The answer is simply, yes. Both taking a short rest and casting identify reveals if a magic item is sentient. Now, the trick is it doesn’t reveal what that object’s personality is like or what its goals are.
Chris Perkins also stated as such on his Twitter when someone asked if identify reveals an item’s sentience.
So, while you may learn a magic item is sentient, you wouldn’t learn what it wants.
Identifying Magic Items in 5e FAQ
Do You Need the Pearl for Identify?
Yes. To cast the identify you need a pearl worth at least 100 gold pieces. Since this Material component has a specified monetary value, you must have it to cast identify and cannot ignore it through the use of a spellcasting focus.
Spellcasting focuses in D&D 5e allow you to ignore most Material spell components. The exception is Material components with a specified gold piece value. Since identify requires the Material component, "a pearl worth at least 100 gp", you must have that component.
Does Identify Consume the Pearl?
No. The identify spell does not consume the pearl required to cast it.
A spell which consumes a given Material component explicitly states as such. For example, the 2nd-level spell arcane lock requires the Material component and explicitly states "gold dust worth at least 25 gp, which the spell consumes". Identify does not include "which the spell consumes" following the requirement of a pearl. So, it doesn’t consume it.
Does Identify Work on Non-Magical Items in 5e?
Technically, yes. Identify works on non-magical items in 5e. But, you don’t learn any sort of background information on them. Instead, you learn if any spell currently affects that item or if the item was created through a spell and which spell that was.
The identify spell can tell you if any spells are currently affecting an otherwise mundane item. Alternatively, it can inform you if a mundane object was created through the use of a spell, like the wish spell, and what spell created the object. Both of these are techincally situations when identify works on non-magical items.

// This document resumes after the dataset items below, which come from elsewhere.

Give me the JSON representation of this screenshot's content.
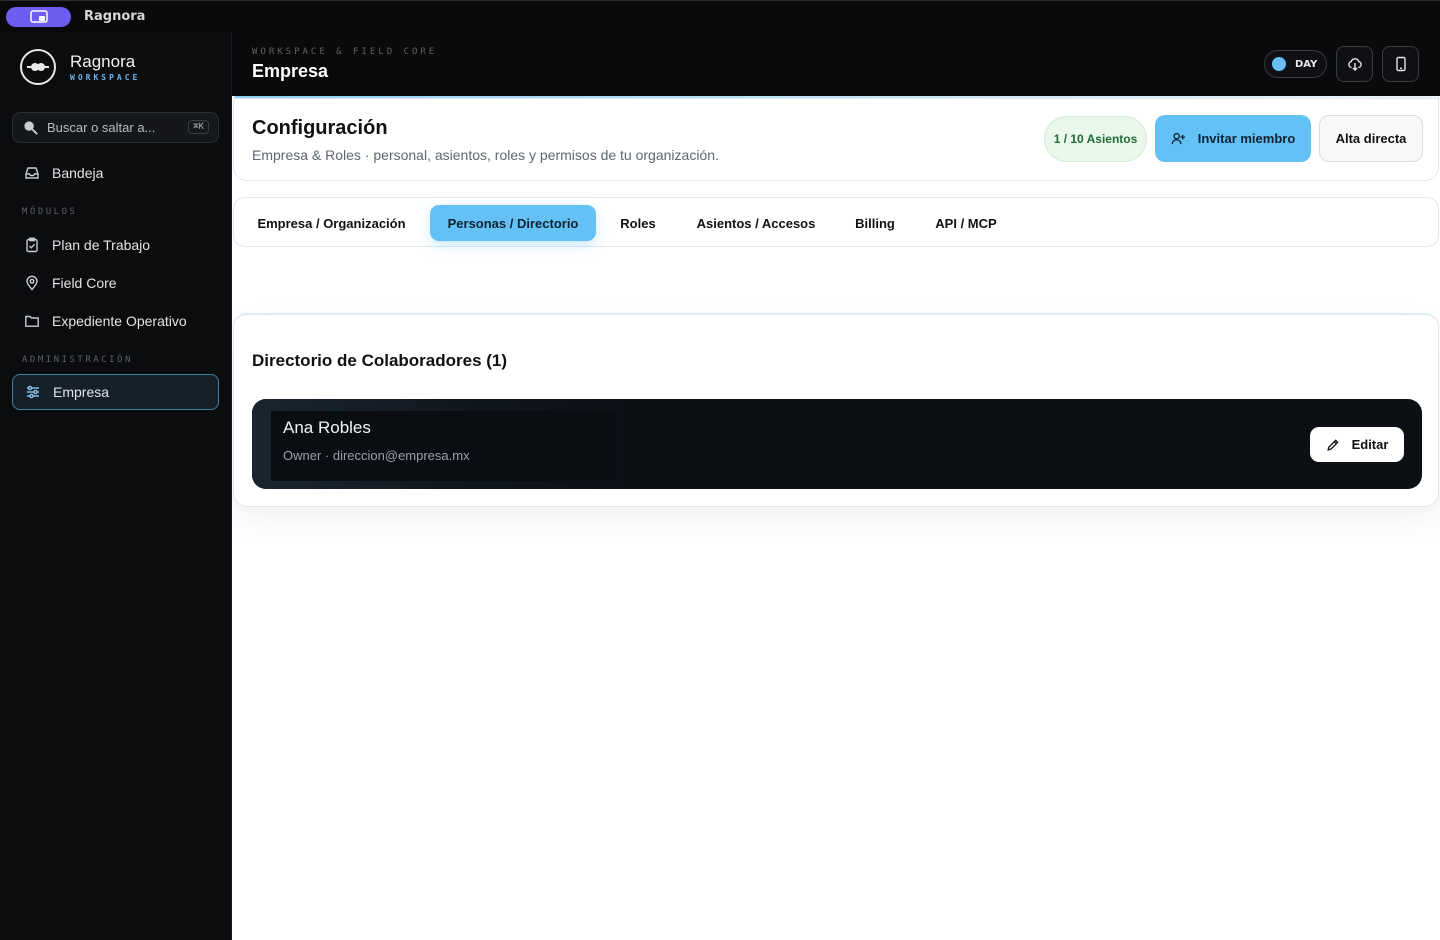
{
  "titlebar": {
    "title": "Ragnora"
  },
  "brand": {
    "name": "Ragnora",
    "sub": "WORKSPACE"
  },
  "search": {
    "placeholder": "Buscar o saltar a...",
    "shortcut": "⌘K"
  },
  "sidebar": {
    "inbox": "Bandeja",
    "section_modules": "MÓDULOS",
    "modules": [
      {
        "label": "Plan de Trabajo",
        "icon": "clipboard-check-icon"
      },
      {
        "label": "Field Core",
        "icon": "map-pin-icon"
      },
      {
        "label": "Expediente Operativo",
        "icon": "folder-icon"
      }
    ],
    "section_admin": "ADMINISTRACIÓN",
    "admin": [
      {
        "label": "Empresa",
        "icon": "sliders-icon",
        "active": true
      }
    ]
  },
  "topbar": {
    "kicker": "WORKSPACE & FIELD CORE",
    "title": "Empresa",
    "day_label": "DAY"
  },
  "header": {
    "title": "Configuración",
    "subtitle": "Empresa & Roles · personal, asientos, roles y permisos de tu organización.",
    "seats_badge": "1 / 10 Asientos",
    "invite_label": "Invitar miembro",
    "direct_label": "Alta directa"
  },
  "tabs": [
    {
      "label": "Empresa / Organización",
      "active": false
    },
    {
      "label": "Personas / Directorio",
      "active": true
    },
    {
      "label": "Roles",
      "active": false
    },
    {
      "label": "Asientos / Accesos",
      "active": false
    },
    {
      "label": "Billing",
      "active": false
    },
    {
      "label": "API / MCP",
      "active": false
    }
  ],
  "directory": {
    "title": "Directorio de Colaboradores (1)",
    "members": [
      {
        "name": "Ana Robles",
        "meta": "Owner · direccion@empresa.mx",
        "edit_label": "Editar"
      }
    ]
  },
  "colors": {
    "accent": "#63c1f5",
    "sidebar_bg": "#0b0c0e",
    "active_border": "#3f7da6",
    "seats_bg": "#eaf8ec"
  }
}
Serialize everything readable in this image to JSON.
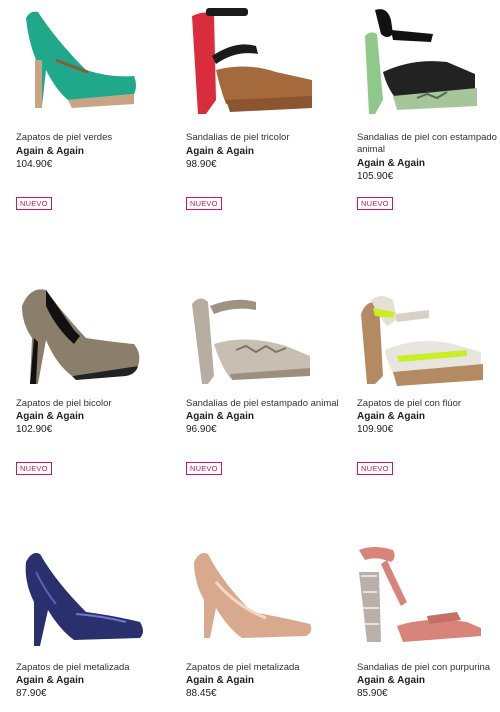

Summary of Identifying Magic Items in 5e
That’s it for what you need to know about identifying magic items in D&D 5e.
Identifying a magic item is the process of learning its properties. The normal methods of accomplishing this are taking a short rest while maintaining physical contact with the object, casting identify on it, or experimenting with it. Skills don’t identify magic items by the default rules, but GMs may want to expand to include them in the process. And, research is a great roleplay method for figuring out a magic item’s properties.